Die Ausrichtung der magnetischen Spins dieser Nanoinseln veränderten die Forscher mit der Spitze eines Magnetkraft­mikroskops. Dabei wurden die Nano­inseln unterschiedlich orientierten Magnet­feldern eines zwei­achsigen Vektor­magneten mit Feldstärken von bis zu 100 Milli­tesla ausgesetzt. Da die Magnetspins in drei Ausrichtungen vorlagen – vertikal, horizontal, diagonal – waren insgesamt acht verschiedene Konfigurationen möglich. In klassischen magnetischen Daten­speichern lassen sich dagegen nur jeweils zwei unterschiedliche Zustände, den digitalen Grundwerten 0 und 1 entsprechend, kontrollieren. Diese Vielfalt könnte zu einer höheren Dichte der gespeicherten Daten und zu einer komplexeren, aber effizienteren Rechenlogik führen.

Abb.: Magnetische Felder in einem zweidimensionalen Spin-Eis. Die rot-orangen Bereiche zeigen positive, die blauen negative Ladungen an. (Falschfarbenbild einer Magnetkraftmikroskop-Aufnahme; Bild: Y.-L. Wang, Z. Xiao)

Abb.: Magnetische Felder in einem zweidimensionalen Spin-Eis. Die rot-orangen Bereiche zeigen positive, die blauen negative Ladungen an. (Falschfarbenbild einer Magnetkraftmikroskop-Aufnahme; Bild: Y.-L. Wang, Z. Xiao)

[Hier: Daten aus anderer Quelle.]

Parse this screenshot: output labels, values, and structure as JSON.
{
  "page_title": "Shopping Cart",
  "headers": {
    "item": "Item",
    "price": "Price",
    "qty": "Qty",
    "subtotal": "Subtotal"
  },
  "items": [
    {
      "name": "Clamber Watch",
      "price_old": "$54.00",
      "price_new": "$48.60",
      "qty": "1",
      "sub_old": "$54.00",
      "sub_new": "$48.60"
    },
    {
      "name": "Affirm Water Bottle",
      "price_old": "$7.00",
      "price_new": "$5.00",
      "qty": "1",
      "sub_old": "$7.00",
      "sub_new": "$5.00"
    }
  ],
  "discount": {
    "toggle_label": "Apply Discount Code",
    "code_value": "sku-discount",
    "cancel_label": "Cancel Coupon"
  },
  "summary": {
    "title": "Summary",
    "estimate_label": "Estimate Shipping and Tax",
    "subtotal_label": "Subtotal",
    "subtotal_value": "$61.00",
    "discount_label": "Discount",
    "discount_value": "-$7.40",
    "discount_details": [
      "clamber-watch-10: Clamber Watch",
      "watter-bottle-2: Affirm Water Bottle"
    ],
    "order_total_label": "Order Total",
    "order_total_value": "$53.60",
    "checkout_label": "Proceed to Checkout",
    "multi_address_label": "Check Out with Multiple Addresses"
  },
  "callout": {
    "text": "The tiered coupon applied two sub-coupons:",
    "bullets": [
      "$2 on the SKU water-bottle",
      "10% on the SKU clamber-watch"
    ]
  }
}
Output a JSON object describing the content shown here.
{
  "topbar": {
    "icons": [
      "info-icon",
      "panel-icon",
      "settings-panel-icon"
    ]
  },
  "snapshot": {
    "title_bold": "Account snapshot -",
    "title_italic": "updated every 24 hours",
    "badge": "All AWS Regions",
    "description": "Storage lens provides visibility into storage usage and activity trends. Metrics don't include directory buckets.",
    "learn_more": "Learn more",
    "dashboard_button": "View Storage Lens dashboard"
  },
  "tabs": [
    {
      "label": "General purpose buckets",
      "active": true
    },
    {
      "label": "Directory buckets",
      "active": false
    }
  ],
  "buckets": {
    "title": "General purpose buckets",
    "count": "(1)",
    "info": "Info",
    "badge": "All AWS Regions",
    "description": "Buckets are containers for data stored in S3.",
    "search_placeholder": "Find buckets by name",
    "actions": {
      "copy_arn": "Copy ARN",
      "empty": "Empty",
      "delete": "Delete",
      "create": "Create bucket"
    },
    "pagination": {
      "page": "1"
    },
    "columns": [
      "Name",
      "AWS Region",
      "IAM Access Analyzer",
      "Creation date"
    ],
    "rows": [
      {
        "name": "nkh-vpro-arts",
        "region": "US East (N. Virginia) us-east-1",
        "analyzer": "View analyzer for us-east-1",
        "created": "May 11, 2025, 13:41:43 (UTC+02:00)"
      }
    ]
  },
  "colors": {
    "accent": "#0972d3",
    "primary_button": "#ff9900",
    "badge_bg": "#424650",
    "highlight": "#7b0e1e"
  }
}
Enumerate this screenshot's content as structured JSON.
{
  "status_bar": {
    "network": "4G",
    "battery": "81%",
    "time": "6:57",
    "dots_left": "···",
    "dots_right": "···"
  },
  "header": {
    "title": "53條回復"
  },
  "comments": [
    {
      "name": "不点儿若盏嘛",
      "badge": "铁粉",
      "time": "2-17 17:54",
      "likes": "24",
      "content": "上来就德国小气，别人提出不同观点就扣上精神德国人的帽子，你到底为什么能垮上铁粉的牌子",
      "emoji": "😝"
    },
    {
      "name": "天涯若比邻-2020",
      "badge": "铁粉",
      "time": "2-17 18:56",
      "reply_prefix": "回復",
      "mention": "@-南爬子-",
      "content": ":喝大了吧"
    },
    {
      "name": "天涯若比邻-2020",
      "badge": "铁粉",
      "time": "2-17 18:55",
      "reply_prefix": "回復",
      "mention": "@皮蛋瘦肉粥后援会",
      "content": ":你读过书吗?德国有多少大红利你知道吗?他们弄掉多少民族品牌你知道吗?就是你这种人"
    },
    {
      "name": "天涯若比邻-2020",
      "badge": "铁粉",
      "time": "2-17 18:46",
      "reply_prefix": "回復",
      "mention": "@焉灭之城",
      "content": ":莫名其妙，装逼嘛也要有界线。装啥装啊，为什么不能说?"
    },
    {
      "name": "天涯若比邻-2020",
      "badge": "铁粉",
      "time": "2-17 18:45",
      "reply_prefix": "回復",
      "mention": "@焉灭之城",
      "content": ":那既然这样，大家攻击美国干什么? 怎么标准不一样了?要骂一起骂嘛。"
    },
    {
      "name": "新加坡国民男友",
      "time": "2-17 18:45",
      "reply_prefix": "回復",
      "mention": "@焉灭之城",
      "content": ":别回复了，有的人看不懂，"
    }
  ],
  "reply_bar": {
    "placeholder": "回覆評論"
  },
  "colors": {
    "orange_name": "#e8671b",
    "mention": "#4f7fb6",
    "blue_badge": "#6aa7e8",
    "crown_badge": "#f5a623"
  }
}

Die Ausrichtung der magnetischen Nanoinseln mit dem Magnetkraft­mikroskop gelang bei Raum­temperatur viele Male hintereinander. Dabei konnten Xiao und Kollegen die Gitter­struktur der Magnetspins von den magnetischen Ladungen entkoppeln. Dadurch war es möglich, mit dem eingesetzten Vektor­magneten die magnetischen Ladungen zu den acht verschiedenen Konfigurationen quasi zu schalten. Um die genaue Kontrolle dieser Schalt­prozesse zu demonstrieren, manipulierten Xiao und Kollegen die magnetische Ausrichtung der Nano­inseln so, dass unter einem Mikroskop der Schriftzug „ICE“ sichtbar wurde.

Dank dieser Kontrollmöglichkeit ist das Material prinzipiell geeignet, um Daten wiederholt schreiben, auslesen und wieder löschen zu können. Bis zu einem magnetischen Daten­speicher mit einem zwei­dimensionales Spin-Eis ist der Weg aber noch sehr weit. Zum Schreiben, Lesen und Löschen der Daten müsste eine Methode entwickelt werden, die die Aufgabe des mit einem Vektor­magneten erweiterten Magnetkraft­mikroskops übernehmen könnte.

Doch die Anwendungsmöglichkeiten zweidimensionaler Spin-Eis-Schichten könnten noch weiter reichen. Bereits vor drei Jahren zeigten Peter Schiffer und Kollegen von der Pennsylvania State University, dass einzelne magnetische Ladungen, Quasi-Monopole, das gesamte Spin-Eis-System ähnlich beeinflussten wie elektrische Ladungen das Kristall­wachstum von Wassereis. Sollte eine Kontrolle einzelner magnetischer Ladungen in Zukunft gelingen, wäre nach Meinung von Xiao zwei­dimensionale Spin-Eis-Schichten aus magnetisierbaren Legierungen auch geeignete Kandidaten für den Bau von Quanten­computern.